Since I think milk chocolate is barely fit for human consumption I was doubtful about liking these cookies. From my perspective they were just okay. I will make them again, but I will make them smaller and I will be sure to chop the Whoppers more coarsely.

One of the issues I had with the cookies is their appearance - they don't look like the ones pictured in Dorie's book. This is always a catch-22 for me. I want pictures in my cookbooks because I want to know what my items are supposed to look like, but if my items don't turn out just like the pictures, I consider them failures. If I can figure out why my things don't match the photos, I can usually deal with it. If, God forbid, the food actually doesn't taste good - well, let's not even go there (I have visions of Orange Cloud dancing in my head!) - another tale for another day! My cookies were smooth - boring - not rough and chunky looking - they were like smooth unshaven boys - not craggy interesting men!

The directions for this recipe say to chop the Whoppers coarsely. My tiny little anal brain has a hard time with that instruction. I interpret that to be slightly less chopping than complete annihilation - I guarantee that is not what Dorie intended. I rather suspect that quartering the Whoppers or cutting them into thirds is more than adequate. If you cut them as drasticallyas I did they end up melting (almost disappearing) into the cookie as it bakes. This gives it a bit of a caramelized taste - think of those random Whoppers that did not crunch when you bit into them, but were rather chewy and they spread - a lot as they were baking - committing the cardinal sin of touching each other as they baked! Bleech!

To my taste, they were too milky - the bittersweet chunks did not cut through the sweetness of the malt and the milk chocolate coating (gag me). However, I had one person tell me that it was the kind of cookie he would pay money for at a bakery and two people told me they thought they were fantastic. (Of course, some people will say anything to keep home-made treats coming regularly!)
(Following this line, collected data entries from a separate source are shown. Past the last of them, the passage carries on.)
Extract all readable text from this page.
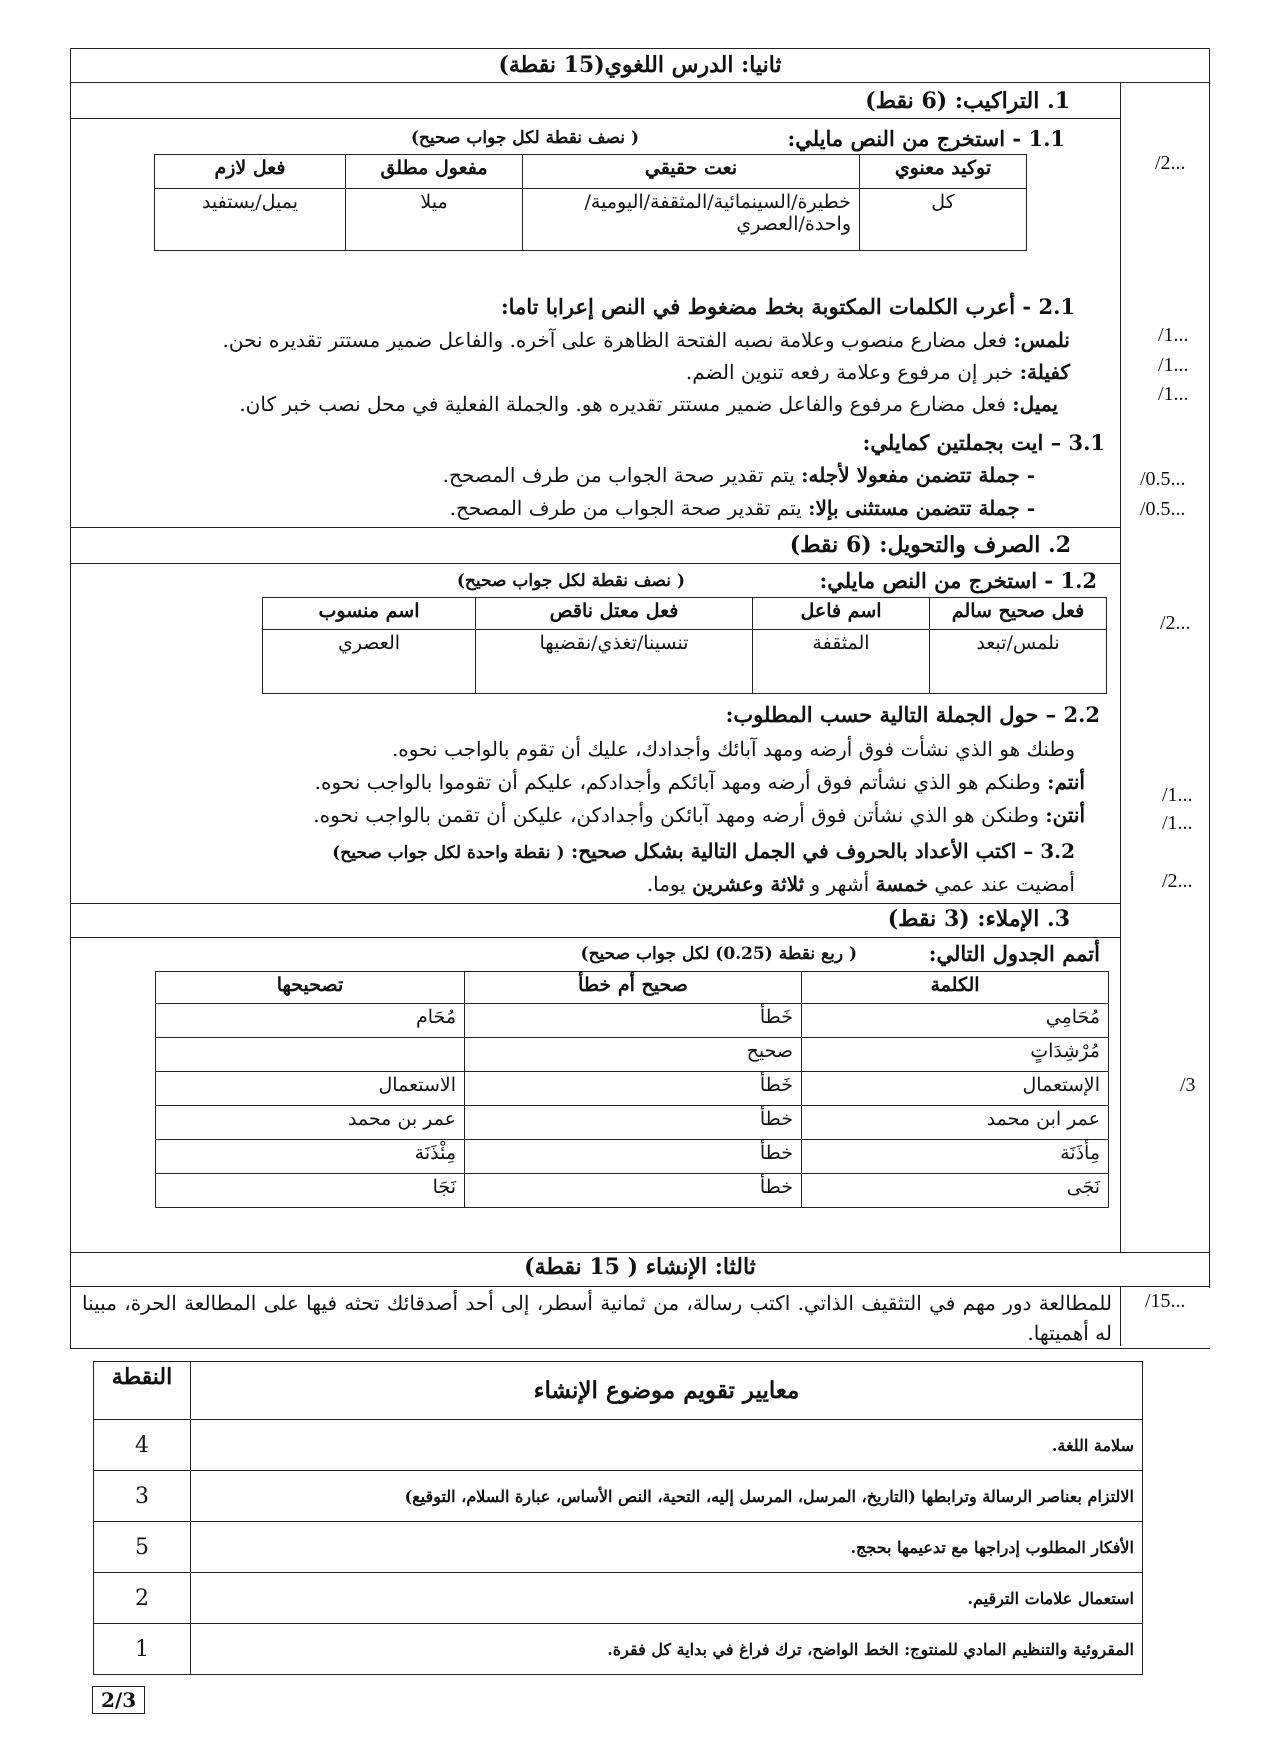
ثانيا: الدرس اللغوي(15 نقطة)
1. التراكيب: (6 نقط)
1.1 - استخرج من النص مايلي:
( نصف نقطة لكل جواب صحيح)
/2...
توكيد معنوي	نعت حقيقي	مفعول مطلق	فعل لازم
كل	خطيرة/السينمائية/المثقفة/اليومية/ واحدة/العصري	ميلا	يميل/يستفيد
2.1 - أعرب الكلمات المكتوبة بخط مضغوط في النص إعرابا تاما:
نلمس: فعل مضارع منصوب وعلامة نصبه الفتحة الظاهرة على آخره. والفاعل ضمير مستتر تقديره نحن.
كفيلة: خبر إن مرفوع وعلامة رفعه تنوين الضم.
يميل: فعل مضارع مرفوع والفاعل ضمير مستتر تقديره هو. والجملة الفعلية في محل نصب خبر كان.
/1...
/1...
/1...
3.1 – ايت بجملتين كمايلي:
- جملة تتضمن مفعولا لأجله: يتم تقدير صحة الجواب من طرف المصحح.
- جملة تتضمن مستثنى بإلا: يتم تقدير صحة الجواب من طرف المصحح.
/0.5...
/0.5...
2. الصرف والتحويل: (6 نقط)
1.2 - استخرج من النص مايلي:
( نصف نقطة لكل جواب صحيح)
/2...
فعل صحيح سالم	اسم فاعل	فعل معتل ناقص	اسم منسوب
نلمس/تبعد	المثقفة	تنسينا/تغذي/نقضيها	العصري
2.2 – حول الجملة التالية حسب المطلوب:
وطنك هو الذي نشأت فوق أرضه ومهد آبائك وأجدادك، عليك أن تقوم بالواجب نحوه.
أنتم: وطنكم هو الذي نشأتم فوق أرضه ومهد آبائكم وأجدادكم، عليكم أن تقوموا بالواجب نحوه.
أنتن: وطنكن هو الذي نشأتن فوق أرضه ومهد آبائكن وأجدادكن، عليكن أن تقمن بالواجب نحوه.
/1...
/1...
3.2 – اكتب الأعداد بالحروف في الجمل التالية بشكل صحيح: ( نقطة واحدة لكل جواب صحيح)
أمضيت عند عمي خمسة أشهر و ثلاثة وعشرين يوما.	/2...
3. الإملاء: (3 نقط)
أتمم الجدول التالي:
( ربع نقطة (0.25) لكل جواب صحيح)
/3
الكلمة	صحيح أم خطأ	تصحيحها
مُحَامِي	خَطأ	مُحَام
مُرْشِدَاتٍ	صحيح	
الإستعمال	خَطأ	الاستعمال
عمر ابن محمد	خطأ	عمر بن محمد
مِأذَنَة	خطأ	مِئْذَنَة
نَجَى	خطأ	نَجَا
ثالثا: الإنشاء ( 15 نقطة)
للمطالعة دور مهم في التثقيف الذاتي. اكتب رسالة، من ثمانية أسطر، إلى أحد أصدقائك تحثه فيها على المطالعة الحرة، مبينا له أهميتها.
/15...
معايير تقويم موضوع الإنشاء	النقطة
سلامة اللغة.	4
الالتزام بعناصر الرسالة وترابطها (التاريخ، المرسل، المرسل إليه، التحية، النص الأساس، عبارة السلام، التوقيع)	3
الأفكار المطلوب إدراجها مع تدعيمها بحجج.	5
استعمال علامات الترقيم.	2
المقروئية والتنظيم المادي للمنتوج: الخط الواضح، ترك فراغ في بداية كل فقرة.	1
2/3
Everyone I work with has resigned themselves to eating treats on multiple days of the week until I catch up with the others in TWD. I just hope they can adjust once I am on the regular schedule!

Sunday, September 7, 2008





Wanting to be a part of the Tuesday's with Dorie baking group I decided to start by baking their first recipe. Being the competitive twit that I am, I will have to make everything that the group has made or I won't consider myself a "true" member.








No doubt I will not continue in direct recipe order, but I wanted to start at the top. And, am I glad I did. This shortbread is delightful. It was extremely easy to work with, the dough came together very quickly, except for the pecan grinding. I was afraid my cheapo-coffee grinder was getting too hot and I would wind up with pecan butter instead of ground pecans, but they were all right. I did have to pick out the occasional chunk, but that just made for a nice snack!


I don't like to swap out the cookie sheets so I just made the shortbread in rounds. I baked the first sheet for the full length of time Dorie recommends and the second for the shortest. Personally, I prefer the darker cookies, but in general, I like a crisper product, must be from my Oreo dipping days.

I've made a few of the other recipes from the cookbook as well,
the mixed berry cobbler is absolutely fabulous. I'm looking forward to finding out how good everything else tastes as well.